They featured, subconsciously it would seem, women with an Asian look. The models,
in accordance with the times, were all Caucasians, but their eyes and their eye
make-up caused them to have an Asian look.
The editors confined this look to highly fashionable women. The ordinary females
who appeared in toothpaste ads continued to look like majority Americans. I found
this provocative because during the war GIs created a clear contrast between the
American-but-really-Japanese Tokyo Rose and the all-American girl back home. But
lest I get ahead of myself, take a look at the following pictures, all from 1940-41, and
decide whether you see what I see. For example, this ordinary shoe ad:
In theory, the ad shows two women who differ only in their taste in shoes. One likes
simple shoes and the other, fashionable unusual shoes. So in theory any two models
would do. In fact, to my eye the woman who "seeks simplicity" looks American and the
woman who "demands drama" looks Asian. Obviously she's not, but her eyes
especially make her look as though she could have come from Japan.
I have not developed this thesis based on one shoe ad. Below are 7 covers from
Harper's Bazaar and Vogue in 1940-41. (Several exhibits on this page also appeared in
TR/AP but the website allows a much larger, clearer image.) To me the cover models
all look Asian except for the very first, the woman with the long blond hair. But she's
pulling her eyes back as if she hopes to appear that way anyway.
The designers of these covers, in my opinion, were conscious of their intentions,
whereas the pre-war photographers and editors were not. But I will let you decide.
Consider these photographs from inside the fashion magazines. "Vogue's eye view of
Vogue 1941" set the standard. In other issues, Caucasian models stared into mirrors
and pulled their eyes back to see how they'd look with less round eyes. Makeup
artists and photographers conspired to disguise models' epicanthic fold (the fold that
separates the eyelid into upper and lower), which gave the women the appearance of
young Asians. Even mannequins looked Asian to me.
I do not mean to suggest these are the first "Asiany" models to appear on the covers
of American fashion magazines. In the 1920s, under the influence of Art Deco and
Japonisme we find these two Vogue covers:
One photo, a model choosing LP records in front of a map (of military maneuvers?),
could be a pre-war portrait of the future Tokyo Rose. It's almost as though Americans
had pictured her before she existed.
You may wonder, what does this trend mean? To find out, read my book! Ha!
Suffice it to say here, there is obviously no direct cause and effect between this
subsconscious fascination with the "Asian Look" and the creation of Tokyo Rose.
However, one aspect of this phenomenon I find important is that this look is
associated with a certain kind of woman, namely the rarefied models comfortable in
the world of beau monde. An Asian appearance does not manifest itself among
models in ads for new cars, washing machines, or living room furniture.
So why fashion models? I will allow readers to search their own minds for their mental
associations with such models. Speaking personally, I would not expect to meet a
Vogue model, fully dressed, coiffed, and made up, ordering fried chicken at Popeye's.

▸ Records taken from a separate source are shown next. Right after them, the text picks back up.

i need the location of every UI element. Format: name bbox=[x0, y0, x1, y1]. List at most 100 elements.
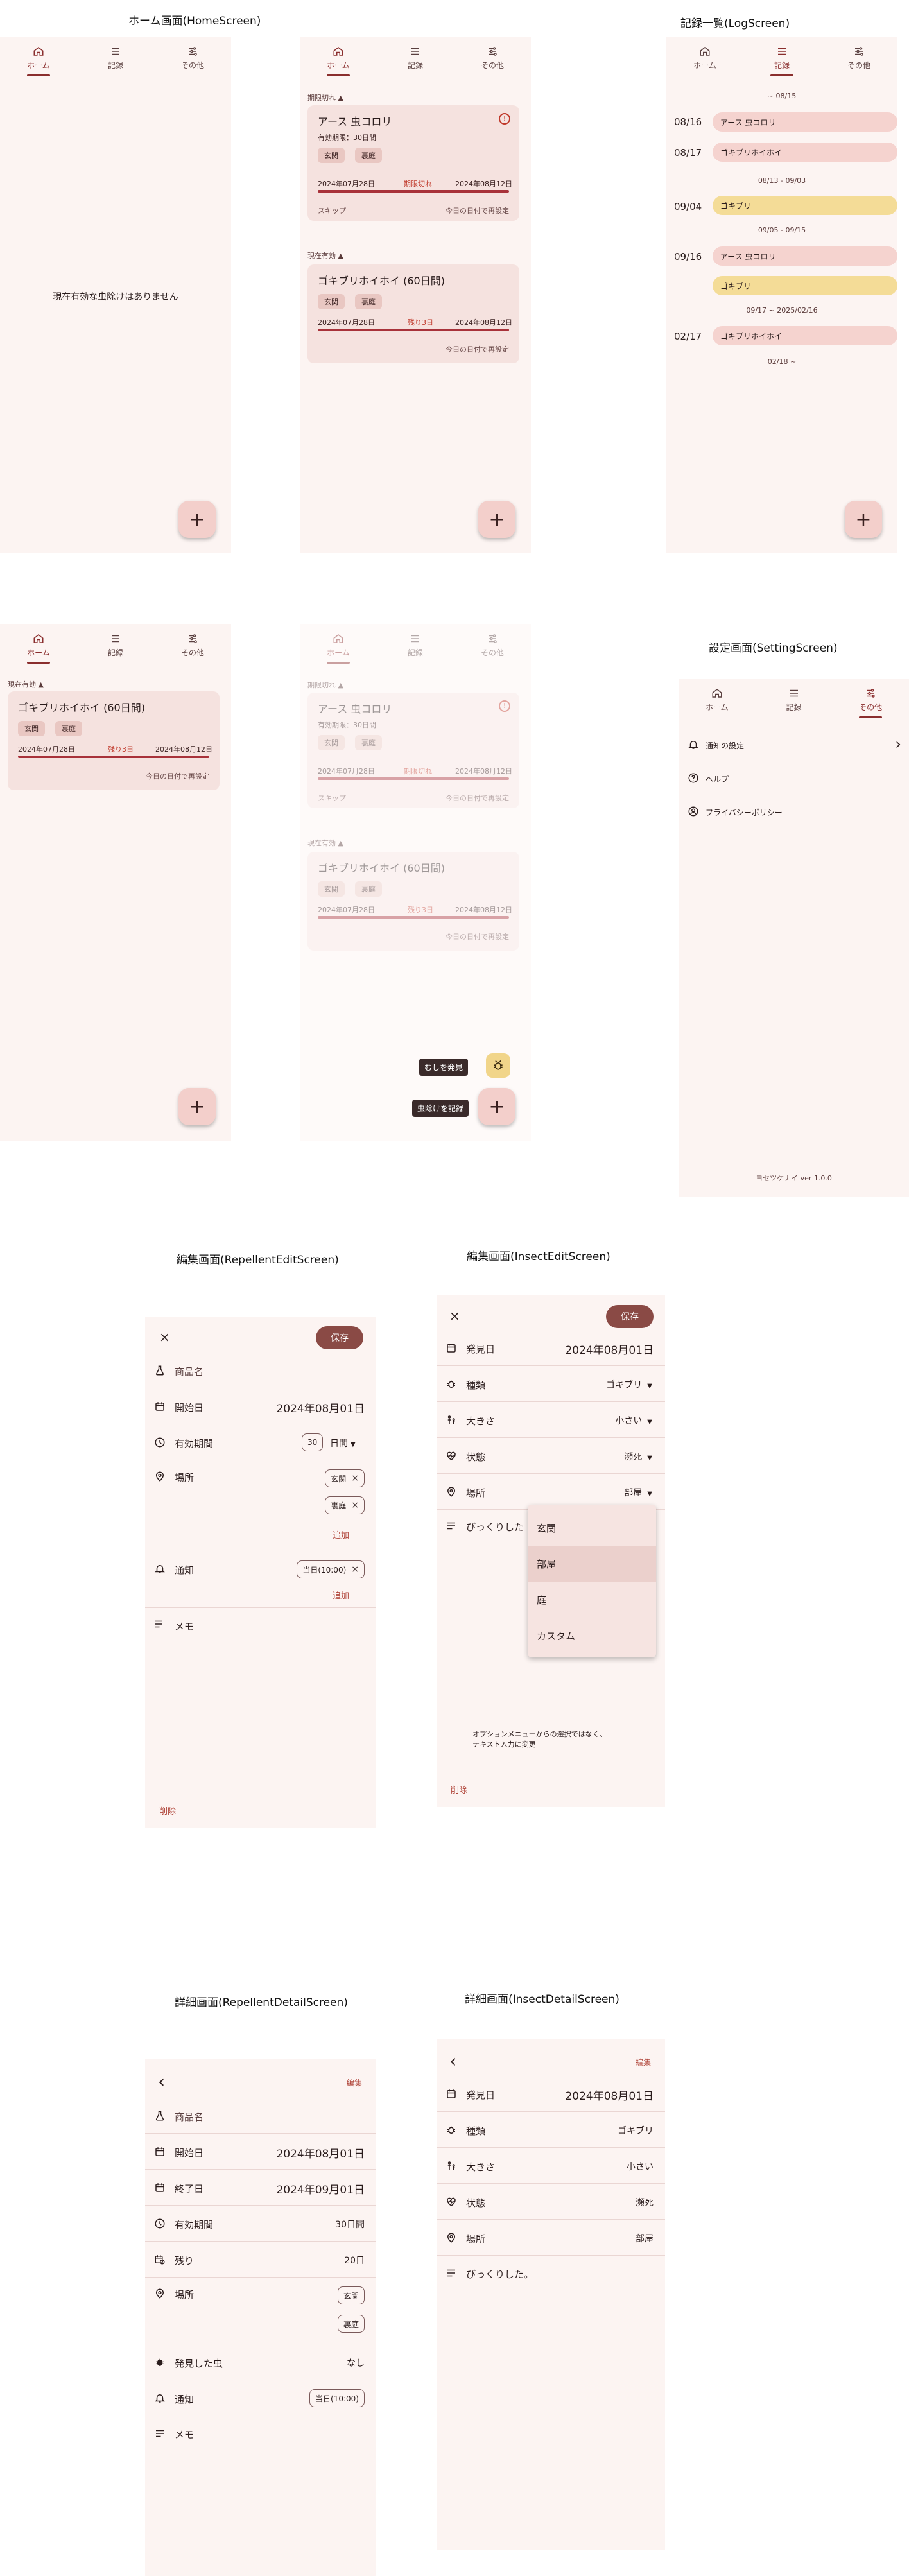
add-fab[interactable]: + bbox=[178, 1088, 216, 1125]
size-select[interactable]: 小さい ▼ bbox=[615, 1414, 652, 1427]
tab-home[interactable]: ホーム bbox=[300, 37, 377, 79]
close-button[interactable]: × bbox=[159, 1329, 170, 1345]
active-header[interactable]: 現在有効 ▲ bbox=[307, 250, 343, 261]
tab-log[interactable]: 記録 bbox=[743, 37, 820, 79]
delete-button[interactable]: 削除 bbox=[451, 1783, 467, 1795]
save-button[interactable]: 保存 bbox=[316, 1326, 363, 1349]
edit-button[interactable]: 編集 bbox=[636, 2057, 651, 2068]
add-notify-button[interactable]: 追加 bbox=[333, 1589, 349, 1601]
back-icon[interactable]: ‹ bbox=[449, 2050, 456, 2071]
start-date-row[interactable]: 開始日 2024年08月01日 bbox=[145, 1388, 376, 1424]
active-card[interactable]: ゴキブリホイホイ (60日間) 玄関 裏庭 2024年07月28日 残り3日 2… bbox=[8, 691, 220, 790]
tab-home[interactable]: ホーム bbox=[679, 679, 756, 721]
notify-chip[interactable]: 当日(10:00) × bbox=[297, 1560, 365, 1578]
tab-home[interactable]: ホーム bbox=[0, 37, 77, 79]
expired-card[interactable]: アース 虫コロリ ! 有効期限：30日間 玄関 裏庭 2024年07月28日 期… bbox=[307, 693, 519, 808]
add-fab[interactable]: + bbox=[478, 1088, 515, 1125]
place-select[interactable]: 部屋 ▼ bbox=[624, 1486, 652, 1499]
period-unit-select[interactable]: 日間 ▼ bbox=[330, 1437, 356, 1449]
place-chip[interactable]: 玄関 × bbox=[325, 1469, 365, 1487]
reset-button[interactable]: 今日の日付で再設定 bbox=[446, 205, 509, 216]
tab-home[interactable]: ホーム bbox=[0, 624, 77, 666]
place-chip[interactable]: 裏庭 × bbox=[325, 1496, 365, 1514]
expired-card[interactable]: アース 虫コロリ ! 有効期限：30日間 玄関 裏庭 2024年07月28日 期… bbox=[307, 105, 519, 221]
tab-other[interactable]: その他 bbox=[154, 624, 231, 666]
memo-field[interactable]: メモ bbox=[145, 1608, 376, 1659]
reset-button[interactable]: 今日の日付で再設定 bbox=[446, 931, 509, 942]
log-screen: ホーム 記録 その他 ~ 08/15 08/16 アース 虫コロリ 08/17 … bbox=[666, 37, 897, 553]
active-card[interactable]: ゴキブリホイホイ (60日間) 玄関 裏庭 2024年07月28日 残り3日 2… bbox=[307, 264, 519, 363]
remove-icon[interactable]: × bbox=[351, 1564, 359, 1575]
tab-home[interactable]: ホーム bbox=[666, 37, 743, 79]
active-header[interactable]: 現在有効 ▲ bbox=[307, 838, 343, 848]
tab-other[interactable]: その他 bbox=[454, 624, 531, 666]
skip-button[interactable]: スキップ bbox=[318, 793, 346, 803]
add-place-button[interactable]: 追加 bbox=[333, 1528, 349, 1541]
menu-item-niwa[interactable]: 庭 bbox=[528, 1582, 656, 1618]
expired-header[interactable]: 期限切れ ▲ bbox=[307, 92, 343, 103]
found-date-row[interactable]: 発見日 2024年08月01日 bbox=[437, 1330, 665, 1366]
kind-row[interactable]: 種類 ゴキブリ ▼ bbox=[437, 1366, 665, 1402]
save-button[interactable]: 保存 bbox=[606, 1305, 654, 1328]
add-fab[interactable]: + bbox=[845, 501, 882, 538]
menu-item-custom[interactable]: カスタム bbox=[528, 1618, 656, 1654]
add-fab[interactable]: + bbox=[478, 501, 515, 538]
add-fab[interactable]: + bbox=[178, 501, 216, 538]
state-select[interactable]: 瀕死 ▼ bbox=[624, 1450, 652, 1463]
place-row: 場所 玄関 × 裏庭 × 追加 bbox=[145, 1460, 376, 1550]
log-entry[interactable]: アース 虫コロリ bbox=[713, 246, 897, 266]
tab-log[interactable]: 記録 bbox=[377, 624, 454, 666]
home-screen-active: ホーム 記録 その他 現在有効 ▲ ゴキブリホイホイ (60日間) 玄関 裏庭 … bbox=[0, 624, 231, 1141]
remain-row: 残り 20日 bbox=[145, 2242, 376, 2278]
card-subtitle: 有効期限：30日間 bbox=[318, 721, 376, 729]
tab-log[interactable]: 記録 bbox=[756, 679, 833, 721]
active-card[interactable]: ゴキブリホイホイ (60日間) 玄関 裏庭 2024年07月28日 残り3日 2… bbox=[307, 852, 519, 951]
active-header[interactable]: 現在有効 ▲ bbox=[8, 679, 44, 689]
memo-placeholder: メモ bbox=[175, 1621, 195, 1632]
tab-other[interactable]: その他 bbox=[154, 37, 231, 79]
edit-button[interactable]: 編集 bbox=[347, 2077, 362, 2088]
period-number-input[interactable]: 30 bbox=[302, 1433, 324, 1451]
size-row[interactable]: 大きさ 小さい ▼ bbox=[437, 1402, 665, 1438]
tab-other[interactable]: その他 bbox=[832, 679, 909, 721]
log-entry[interactable]: ゴキブリ bbox=[713, 276, 897, 295]
found-date-value[interactable]: 2024年08月01日 bbox=[565, 1341, 654, 1357]
log-entry[interactable]: アース 虫コロリ bbox=[713, 112, 897, 132]
remove-icon[interactable]: × bbox=[351, 1500, 359, 1510]
log-date: 09/04 bbox=[674, 201, 702, 212]
log-entry[interactable]: ゴキブリホイホイ bbox=[713, 326, 897, 345]
log-entry[interactable]: ゴキブリホイホイ bbox=[713, 143, 897, 162]
progress-bar bbox=[18, 756, 209, 758]
remove-icon[interactable]: × bbox=[351, 1473, 359, 1483]
start-date-value[interactable]: 2024年08月01日 bbox=[276, 1399, 365, 1415]
tab-home[interactable]: ホーム bbox=[300, 624, 377, 666]
product-name-row[interactable]: 商品名 bbox=[145, 1353, 376, 1388]
tab-other[interactable]: その他 bbox=[454, 37, 531, 79]
reset-button[interactable]: 今日の日付で再設定 bbox=[446, 344, 509, 354]
log-entry[interactable]: ゴキブリ bbox=[713, 196, 897, 215]
back-icon[interactable]: ‹ bbox=[158, 2071, 165, 2092]
reset-button[interactable]: 今日の日付で再設定 bbox=[446, 793, 509, 803]
state-row[interactable]: 状態 瀕死 ▼ bbox=[437, 1438, 665, 1474]
expired-header[interactable]: 期限切れ ▲ bbox=[307, 680, 343, 690]
menu-item-genkan[interactable]: 玄関 bbox=[528, 1510, 656, 1546]
tab-log[interactable]: 記録 bbox=[377, 37, 454, 79]
kind-select[interactable]: ゴキブリ ▼ bbox=[606, 1378, 652, 1391]
menu-item-heya[interactable]: 部屋 bbox=[528, 1546, 656, 1582]
setting-notify-item[interactable]: 通知の設定 › bbox=[679, 734, 909, 757]
status-text: 残り3日 bbox=[408, 906, 433, 914]
close-button[interactable]: × bbox=[449, 1308, 460, 1324]
delete-button[interactable]: 削除 bbox=[159, 1804, 176, 1817]
tab-log[interactable]: 記録 bbox=[77, 624, 154, 666]
product-name-input[interactable]: 商品名 bbox=[175, 1365, 203, 1378]
map-pin-icon bbox=[444, 1485, 458, 1499]
setting-help-item[interactable]: ヘルプ bbox=[679, 767, 909, 790]
found-insect-fab[interactable] bbox=[486, 1053, 510, 1078]
tab-log[interactable]: 記録 bbox=[77, 37, 154, 79]
setting-privacy-item[interactable]: プライバシーポリシー bbox=[679, 800, 909, 824]
skip-button[interactable]: スキップ bbox=[318, 205, 346, 216]
bug-icon bbox=[153, 2355, 167, 2369]
reset-button[interactable]: 今日の日付で再設定 bbox=[146, 771, 209, 781]
card-title: ゴキブリホイホイ (60日間) bbox=[318, 862, 445, 874]
tab-other[interactable]: その他 bbox=[820, 37, 897, 79]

I can't even imagine being married to such a creature.
Vogue models are exotics. They appear, to me at least, to be haughty, distant, and
self-absorbed, which tends to make them seem untrustworthy, unforthcoming,
secretive, even possibly pernicious. Why exactly Americans would associate such a
type with women of the Far East and not with German, Italian or females of some other
nationality is not obvious to me. But I believe I prove in TR/AP that American
servicemen took from pre-war culture all of the ingredients their imaginations needed
to create Tokyo Rose. This fashion trend is one of those ingredients.
Two images especially capture the distinction between two kinds of women that
would dominate the case of Tokyo Rose. I reproduced both in 2014 Revised TR/AP,
along with a full page analysis of each image (pp. 25-27). I will not repeat myself here,
except to point out the obvious. The drawing on the left, the evil mermaid who lies in
wait at the bottom of the sea and who is controlled by a dark power, is an archetype of
the femme fatale, who in World War II was Tokyo Rose. The drawing on the right, the
woman of propriety endangered by the storm raging beyond her control, represents
the girl next door for whom the GIs will fight and die, and whom Tokyo Rose will
demean as unfaithful. Both images appeared before war began for the United States.
Together they represent the yin and yang of the Tokyo Rose mythology.